Cinlerle Tanışmam 25

1.4K 41 0
                                    

Uyandığımda burnumdan kanlar fışkırıyordu, delirmiş gibi hissediyordum kendimi.

Muzaffer üstüme çökmüş halde, neredeyse bedeninin ağırlığını kullanarak beni yere yapıştırma gayretindeydi. Ondan iri yapılı olmam sebebi ile çok zorlandığı belli idi.

Müjgan muzaffere çekilmesini söyledi. Bana elinden hazırladığı karışımı içirdi. Hiçbir şey soracak durumda değildim.

Ardından büyük bir soğanı göğsümün üzerine koydu. Bir çakmak yaktı ve toplu iğneyi ısıttı... 99 kere bir ismi zikretti, 100. de ise tekbir getirerek iğneyi soğana sapladı.

O an sanki kalbim yerinden sökülmüş gibi bir acı hissettim. Kalkabilirsin dedi, geçmiş olsun...

Ne oldu bana dedim.

Git duş al ve gel dedi.

Yorgun ve perişan bir hali vardı onunda.

Banyoya gitmek adına valizimden çamaşır alırken Muzafferin odasındaki saate gözüm takılmıştı, odaya girdiğimden bu yana 2 saate yakın zaman geçmişti.

Banyoya girdim, soyunurken iç çamaşırımda bir miktar kanla karışık sperm kalıntısı gördüm.
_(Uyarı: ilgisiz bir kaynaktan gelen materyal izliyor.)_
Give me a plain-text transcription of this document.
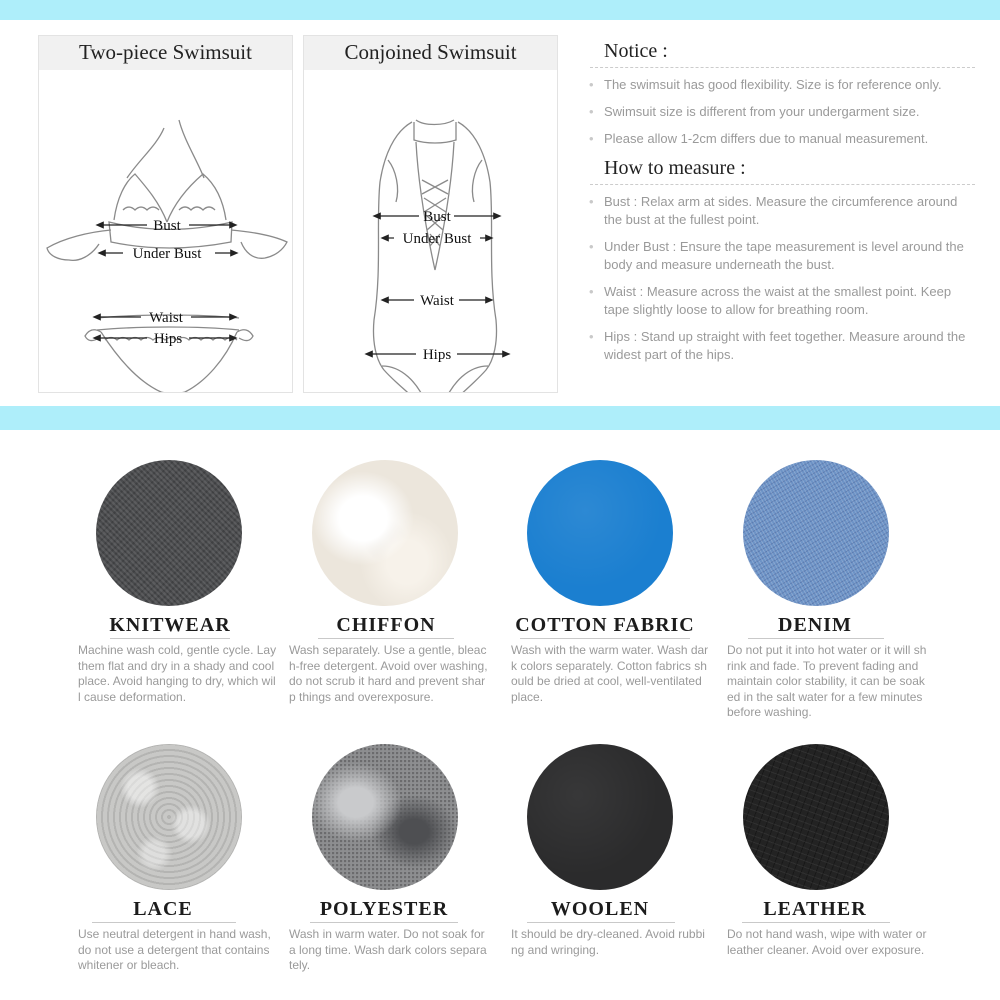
Two-piece Swimsuit
Bust
Under Bust
Waist
Hips
Conjoined Swimsuit
Bust
Under Bust
Waist
Hips
Notice :
• The swimsuit has good flexibility. Size is for reference only.
• Swimsuit size is different from your undergarment size.
• Please allow 1-2cm differs due to manual measurement.
How to measure :
• Bust : Relax arm at sides. Measure the circumference around the bust at the fullest point.
• Under Bust : Ensure the tape measurement is level around the body and measure underneath the bust.
• Waist : Measure across the waist at the smallest point. Keep tape slightly loose to allow for breathing room.
• Hips : Stand up straight with feet together. Measure around the widest part of the hips.
KNITWEAR
Machine wash cold, gentle cycle. Lay them flat and dry in a shady and cool place. Avoid hanging to dry, which will cause deformation.
CHIFFON
Wash separately. Use a gentle, bleach-free detergent. Avoid over washing, do not scrub it hard and prevent sharp things and overexposure.
COTTON FABRIC
Wash with the warm water. Wash dark colors separately. Cotton fabrics should be dried at cool, well-ventilated place.
DENIM
Do not put it into hot water or it will shrink and fade. To prevent fading and maintain color stability, it can be soaked in the salt water for a few minutes before washing.
LACE
Use neutral detergent in hand wash, do not use a detergent that contains whitener or bleach.
POLYESTER
Wash in warm water. Do not soak for a long time. Wash dark colors separately.
WOOLEN
It should be dry-cleaned. Avoid rubbing and wringing.
LEATHER
Do not hand wash, wipe with water or leather cleaner. Avoid over exposure.
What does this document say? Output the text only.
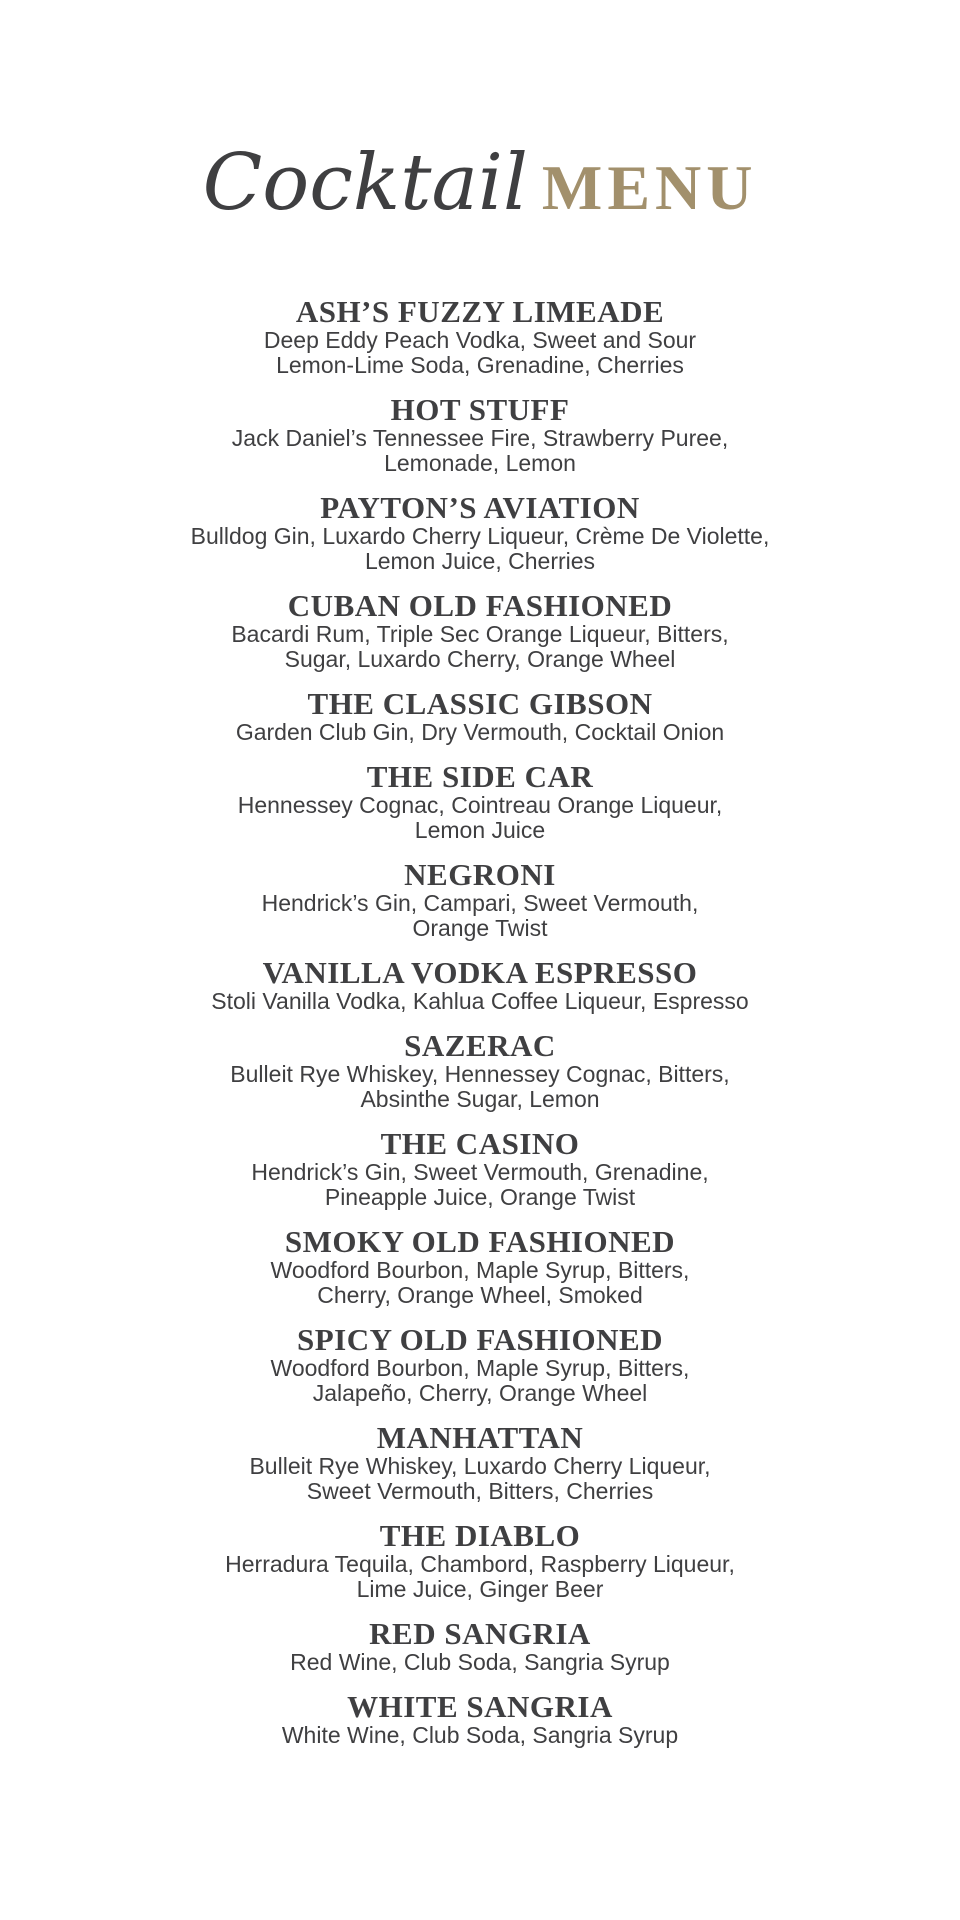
Cocktail MENU
ASH’S FUZZY LIMEADE
Deep Eddy Peach Vodka, Sweet and Sour
Lemon-Lime Soda, Grenadine, Cherries
HOT STUFF
Jack Daniel’s Tennessee Fire, Strawberry Puree,
Lemonade, Lemon
PAYTON’S AVIATION
Bulldog Gin, Luxardo Cherry Liqueur, Crème De Violette,
Lemon Juice, Cherries
CUBAN OLD FASHIONED
Bacardi Rum, Triple Sec Orange Liqueur, Bitters,
Sugar, Luxardo Cherry, Orange Wheel
THE CLASSIC GIBSON
Garden Club Gin, Dry Vermouth, Cocktail Onion
THE SIDE CAR
Hennessey Cognac, Cointreau Orange Liqueur,
Lemon Juice
NEGRONI
Hendrick’s Gin, Campari, Sweet Vermouth,
Orange Twist
VANILLA VODKA ESPRESSO
Stoli Vanilla Vodka, Kahlua Coffee Liqueur, Espresso
SAZERAC
Bulleit Rye Whiskey, Hennessey Cognac, Bitters,
Absinthe Sugar, Lemon
THE CASINO
Hendrick’s Gin, Sweet Vermouth, Grenadine,
Pineapple Juice, Orange Twist
SMOKY OLD FASHIONED
Woodford Bourbon, Maple Syrup, Bitters,
Cherry, Orange Wheel, Smoked
SPICY OLD FASHIONED
Woodford Bourbon, Maple Syrup, Bitters,
Jalapeño, Cherry, Orange Wheel
MANHATTAN
Bulleit Rye Whiskey, Luxardo Cherry Liqueur,
Sweet Vermouth, Bitters, Cherries
THE DIABLO
Herradura Tequila, Chambord, Raspberry Liqueur,
Lime Juice, Ginger Beer
RED SANGRIA
Red Wine, Club Soda, Sangria Syrup
WHITE SANGRIA
White Wine, Club Soda, Sangria Syrup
Boy abdesti aldım, hala titriyordu vücudum.

Saatlerce ağır bir işte çalışmış gibiydim. Bilhassa belim ve göğsüm darbe yemişçesine ağrıyordu

Duş aldım ve çıktım. Şimdi olayın aslını öğrenme zamanıydı. Kadın uzunca anlattı, ben toplamaya çalışayım...

***

Dedem, Allah'a inanan ve ibadet ehli biriymiş. Allah'a sürekli maksudum sensin, hazine senindir bana imanımı arttıracak deliller ver dermiş. Ona Erumi ve Sakil dediğim bu iki varlığı deneme vasıtası ile göndermişler.

Erumi ve Sakil dedeme; bu işten vazgeç sana ün, şöhret ve mal verilecek diye teklif etmişler.

Oysa deden aynen peygamber efendimizin dediği gibi 'bir elime ayı, bir elime güneşi de verseler ben bu işten vazgeçmem' diye cevap vermiş.

Onlarda sen kazananlardan oldun, Allah bizi sana hizmetçi olarak yolladı. Sana ilim öğreteceğiz. Allah yolundan ayrılmadığın müddetçe seninle beraberiz demişler...

Bir süre ilişkileri böyle devam etmiş, dedem onlardan sadece imanını arttıracak deliller ve işler istemiş. Olayların iç yüzüne vakıf olmuş.

Ona sürekli bizden istediğin, halledilmesi mümkün bir iş var mıdır? diye sorarlarmış. Dedem ise her seferinde imanımı arttıracak deliller dermiş...

Ona bu güzel davranışından ötürü muhabbetleri artmış. Ben doğduğumda, dedem çok mutlu olmuş. Çünkü babamın abisinin yıllarca çocuğu olmamış, torun özlemine ben son vermişim.

Senin adını ilim sahibi peygamber olan peygamberin ismi ile şereflendireceğim demiş. Adım Süleyman olmuş.

Bu varlıklarda Süleyman'ına manevi bir hediye vermek isteriz, sen seç diye tebriğe gelmişler.

Ona da bana verilen gibi hakikati ve imanı arttıracak deliller verilsin demiş dedem...

Allah'ın izni ile bu mümkündür, o saparsa felakete düşerse en azından imanı adına nispetince yardımcı olacağız, lakin inanıp inanmayacağı onun nasibi nispetindedir... Allah'ın emirlerinden caymaz inşallah demişler...

***

Çevresinde çokça sevilen, temiz biriymiş dedem. Her sabah namazını kılmak için camiye gidermiş o kadar yol tepip.

Bir gün camide çaresizce ve ağlayarak dua eden bir adam görmüş. Ona derdinin ne olduğunu sorunca adam; bir kızı olduğunu, bunun mecnun gibi olduğunu falan söylemiş.

Kız sürekli kendini damdan atmak için teşebbüs ediyormuş, ancak şuuru yerinde değilmiş.

Çok sefer uyku vakti evden çıkıp koştuğu olmuş, Allah izin vermemiş ki, her seferinde yakalamışlar kızı.

Ya kayıplara karışacak, ya da canından olacakmış kız...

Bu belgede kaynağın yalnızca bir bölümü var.